Fig. 6. BDNF-AS affects RAX2 mRNA expression and stability through SMD.

a Diagrams of the mechanism of SMD. A predicted imperfect base pairing (green) between Alu elements of RAX2 mRNA (purple) and BDNF-AS forms SBS. STAU1 (green ellipse) can recognize SBS and recruit UPF1 (orange ellipse) to trigger SMD and cause degradation of RAX2 mRNA. b Effects of BDNF-AS knockdown on the relative enrichment of RAX2 mRNA in IgG or STAU1 precipitates (n = 3, each group). **P < 0.01 vs. Anti-IgG control group. ^##P < 0.01 vs. Anti-STAU1 control group. c U87 and U251 cells were transfected with biotinylated BDNF-AS (BDNF-AS) and BDNF-AS with mutational SBS (BDNF-AS-SBS-Mut), and western blot analysis following RNA pull-down assays performed using cellular exacts. d Effect of STAU1 and e UPF1 on the mRNA and protein expression of RAX2 in U87 and U251 cells (n = 3, each group). **P < 0.01 vs. sh-NC group. f Effects of the combination of overexpressed BDNF-AS and the decreased STAU1 on mRNA expression level, g stability and h protein expression level (n = 5, each group). **P < 0.01 vs. BDNF-AS(+)+STAU1(−)NC group. ^##P < 0.01 vs. BDNF-AS(+)NC+STAU1(−) group.
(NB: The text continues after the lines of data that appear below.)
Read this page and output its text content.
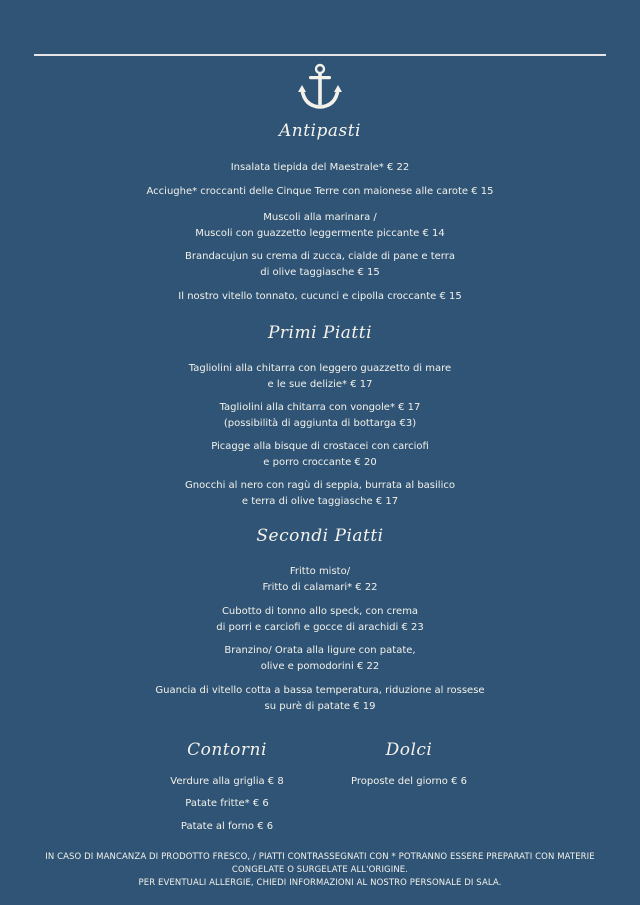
Antipasti
Insalata tiepida del Maestrale* € 22
Acciughe* croccanti delle Cinque Terre con maionese alle carote € 15
Muscoli alla marinara /
Muscoli con guazzetto leggermente piccante € 14
Brandacujun su crema di zucca, cialde di pane e terra
di olive taggiasche € 15
Il nostro vitello tonnato, cucunci e cipolla croccante € 15
Primi Piatti
Tagliolini alla chitarra con leggero guazzetto di mare
e le sue delizie* € 17
Tagliolini alla chitarra con vongole* € 17
(possibilità di aggiunta di bottarga €3)
Picagge alla bisque di crostacei con carciofi
e porro croccante € 20
Gnocchi al nero con ragù di seppia, burrata al basilico
e terra di olive taggiasche € 17
Secondi Piatti
Fritto misto/
Fritto di calamari* € 22
Cubotto di tonno allo speck, con crema
di porri e carciofi e gocce di arachidi € 23
Branzino/ Orata alla ligure con patate,
olive e pomodorini € 22
Guancia di vitello cotta a bassa temperatura, riduzione al rossese
su purè di patate € 19
Contorni
Verdure alla griglia € 8
Patate fritte* € 6
Patate al forno € 6
Dolci
Proposte del giorno € 6
IN CASO DI MANCANZA DI PRODOTTO FRESCO, / PIATTI CONTRASSEGNATI CON * POTRANNO ESSERE PREPARATI CON MATERIE
CONGELATE O SURGELATE ALL'ORIGINE.
PER EVENTUALI ALLERGIE, CHIEDI INFORMAZIONI AL NOSTRO PERSONALE DI SALA.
Fig. 7. Expression of DLG5 in glioma tissues and cell lines and the effects of DLG5 on glioblastoma cells.

a The mRNA and b protein expression level of DLG5 in normal and glioma tissues (n = 4, each group). **P < 0.01 vs. ST group; ^##P < 0.01 vs. low-grade GT group. c The mRNA and d protein expression level of DLG5 in HA, U87 and U251 (n = 3, each group). **P < 0.01 vs. HA group. e Effect of DLG5 on the cell proliferation, f cell apoptosis, g cell migration and invasion of glioblastoma cells (n = 5, each group). **P < 0.01 vs. DLG5(+)NC group; ^##P < 0.01 vs. DLG5(−)NC group.
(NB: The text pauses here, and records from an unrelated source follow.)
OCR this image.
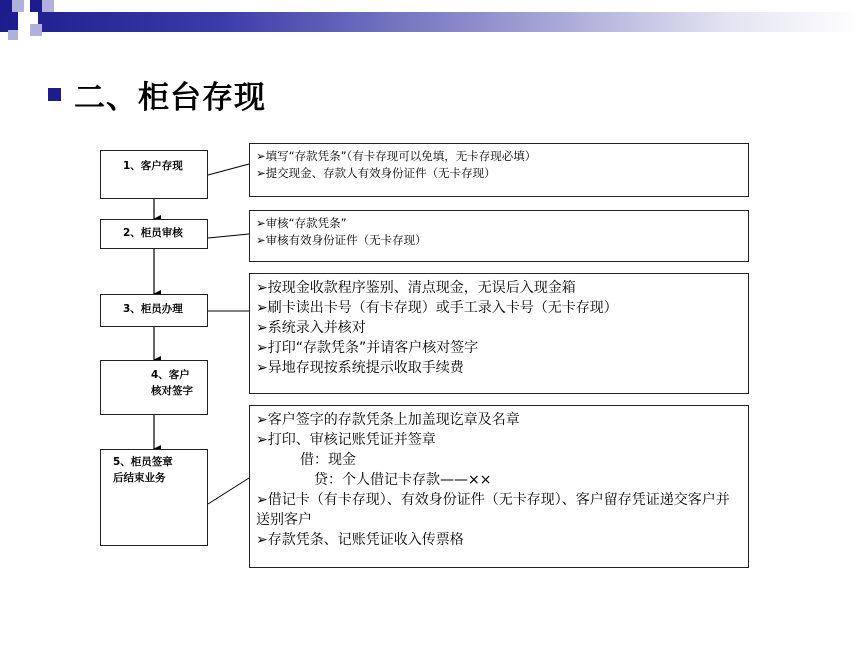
二、柜台存现
1、客户存现
2、柜员审核
3、柜员办理
4、客户
核对签字
5、柜员签章
后结束业务
➢填写“存款凭条”（有卡存现可以免填，无卡存现必填）
➢提交现金、存款人有效身份证件（无卡存现）
➢审核“存款凭条”
➢审核有效身份证件（无卡存现）
➢按现金收款程序鉴别、清点现金，无误后入现金箱
➢刷卡读出卡号（有卡存现）或手工录入卡号（无卡存现）
➢系统录入并核对
➢打印“存款凭条”并请客户核对签字
➢异地存现按系统提示收取手续费
➢客户签字的存款凭条上加盖现讫章及名章
➢打印、审核记账凭证并签章
借：现金
贷：个人借记卡存款——××
➢借记卡（有卡存现）、有效身份证件（无卡存现）、客户留存凭证递交客户并送别客户
➢存款凭条、记账凭证收入传票格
Fig. 8. RAX2 increased the expression of DLG5 by binding to the promoter of DLG5.

a The DLG5 mRNA expression after RAX2 knockdown was detected via qRT-PCR. b Western blot assay was used to detect the protein expression of DLG5 after RAX2 knockdown (n = 3, each group). **P < 0.01 vs. RAX2(−)NC group. c RAX2 affect on DLG5 promoter activity. d RAX2 bound to the promoter of DLG5 in U87 and U251 cells. Schematic representation of the human DLG5 promoter region 4000 bp upstream of the transcription start site (TSS), which was designated as +1. Putative RAX2-binding site was indicated. PCR was conducted with the resulting precipitated DNA. e Western blot assay of the p-LATS1/LATS and p-YAP/YAP expression regulated by DLG5. **P < 0.01 vs. DLG5(+)NC group; ^##P < 0.01 vs. DLG5(−)NC group.